Uçağımız 13 Kasım sabahı (Malezya bizden 6 saat ilerde) saat 8.30 civarında Kuala Lumpur’a indi. Uçak inerken aşağıda uçsuz bucaksız palmiye ormanı çok güzel görünüyordu, denizyıldızı denizi gibi. Burada körük vardı ve körüğün çıkışında Serap bizi bekliyordu. Sarılmalar, öpüşmelerden sonra valizlerimizi aldık, ve tabi ki tuvalet molası. Tuvaletler fena değil, temiz, geniş ama bi girdim, duvarda bi elduşu??? Zaten nereye gitsem bu tuvalet olayından ilk darbeyi yerim, batıda taharet musluğu yoktur, insanın içini suyla doldurmaya çalışan bideler vardır, doğuda da, anasını satayım, duş koymuşlar, bildiğin, duvardaki kelepçeye tutturulmuş, başı normal duşlardan biraz daha küçük bir elduşu. Utanmasalar birer de tellak koyacaklar tuvaletlere, töbe töbe. Bunların bizim güzelim taharet musluğu ile ne alıp veremedikleri var anlamıyorum ki! Yani havaalanında ister bide, ister duş, ister taharet musluğu olsun, kullanacağımdan değil ama, her yerdeki tuvaletleri böyle. Ve tabi ki doğal olarak bütün tuvaletlerin yerleri ıslak. Biraz boktan bir muhabbet oldu ama bunu söylemeden geçemezdim.

Neyse, sonunda dışarı çıktık. Ya da belki hamama girdik demeliyim. Nem inanılmaz, hava değil de su soluyormuş gibi, kıyafetlerin üstüne yapışması da cabası. Arabanın yanına geldik, bana “öne sen otur” dediler, ben de sağ taraftaki kapıya doğru gittim. Serap “arabayı sen mi kullanacaksın?” deyince şoför mahalline hamle ettiğimi anladım. Meğer burada (ve Çin hariç bütün Asya’da) trafik soldan akarmış. Serap alışmış ama, bizim gibi alışması gerekmeyen turistler için çok aykırı bir durum. Sokaklarda karşıdan karşıya falan geçerken bizler ilkokulda öğrendiğimiz gibi sola bakıp adımımızı atıyoruz, zavallı Serap kendini yırtıyor “öbür tarafa bakıııın” diye, alışveriş merkezlerinde de ne zaman yürüyen merdivene yönelsek, yanlış taraftan binmeye çalışmayalım diye bizi kollamaya çalışmaktan helak oldu, ben bizzat kendim 3-5 kere kendisi tarafından kolumdan tutulup çekiştirilmek suretiyle sola doğru savruldum. Neyse, konuyu dağıtmayalım, henüz havaalanındaydık. Devam ediyorum. Arabaya yerleştik, KL’e doğru yola çıktık. Serap bize bazı bilgiler vermeye başladı, havaalanı Putra Jaya’ya daha yakın olmak üzere, Putra Jaya ile KL arasındaymış, falan. Bu arada, 10 yıl kadar önce Malezya’nın başkenti Putra Jaya olmuş, bütün devlet daireleri oraya taşınmış ama büyükelçiliklerden oraya giden olmamış henüz. Bu noktada, başta google ve vikipedi olmak üzere bütün internet dünyasını şiddetle kınıyorum, onca araştırmalarım sırasında bununla ilgili tek bir bilgiye rastlamadım, her yerde Malezya’nın başkenti olarak KL geçiyor.

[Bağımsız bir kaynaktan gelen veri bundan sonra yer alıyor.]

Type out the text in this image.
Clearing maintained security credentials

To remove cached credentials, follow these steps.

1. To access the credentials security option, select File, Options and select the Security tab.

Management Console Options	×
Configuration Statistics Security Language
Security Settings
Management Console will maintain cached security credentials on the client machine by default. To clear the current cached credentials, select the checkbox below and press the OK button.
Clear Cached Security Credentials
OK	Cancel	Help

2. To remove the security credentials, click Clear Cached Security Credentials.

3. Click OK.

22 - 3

Havaalanından çıktık, az sonra ablam “buralar nereler?” diye sordu.
-         Putra Jaya’nın dış mahalleleri denebilir, dedi Serap.
-         Biz Putra Jaya’ya mı gidiyoruz?
-         Hayır, Kuala Lumpur’a gidiyoruz
-         KL Putra Jaya’dan sonra mı?
-        Hayır, havaalanı ikisinin arasında... diye açıklamaya çalışan Serap’ın sabrına hayran kaldım valla. Uykusuzluk böyle bir şey herhalde, yoksa ablam akıllı kadındır.

Eve vardık. Yani residansa. Güzel, büyük, havuzlu bir ev. Bir sürü odası, her odanın kendi tuvaleti, banyosu, kliması falan var. Evde toplam 10-12 tane klima var zaten. Ablamla ben bir odaya, Demet başka bir odaya yerleşti. Biraz oturup dinlendik, kahvaltımızı ettik, sonra 2 saat kadar uyuduk. Kalkınca Serap bizi şehrin merkezine götürdü. KL ormanın içinde bir şehir, alan az olduğu için yukarı doğru büyüyor, kocaman, gerçekten kocaman apartmanlar var, condominium diyorlar, bir tanesi 1 kasaba ahalisini alabilir. Binaların altında otoparkları var, hem yerin altında hem de yerin üstünde ilk bir kaç katları otopark. Yani otopark problemi yok ama trafik problemi var. Araba çok ucuz olduğu için herkesin arabası var, 1 depo da 100 ringgit’e doluyor (yaklaşık 50 TL). Aynı sebepten, yani alan dar olduğu için caddeler, sokaklar da dar. Cadde denen pek çok yol 2 şerit; 1 gidiş 1 geliş. Çok lüks arabalar da var, Lotus, Lamboghini falan, ama Türkiye’de bu arabaları alışveriş merkezlerinin önünde pek göremezsin, burada görüyorsun.

Bir ek bilgi: Burada Bakanlar yerli üretim araba (Proton) kullanmak zorundaymış.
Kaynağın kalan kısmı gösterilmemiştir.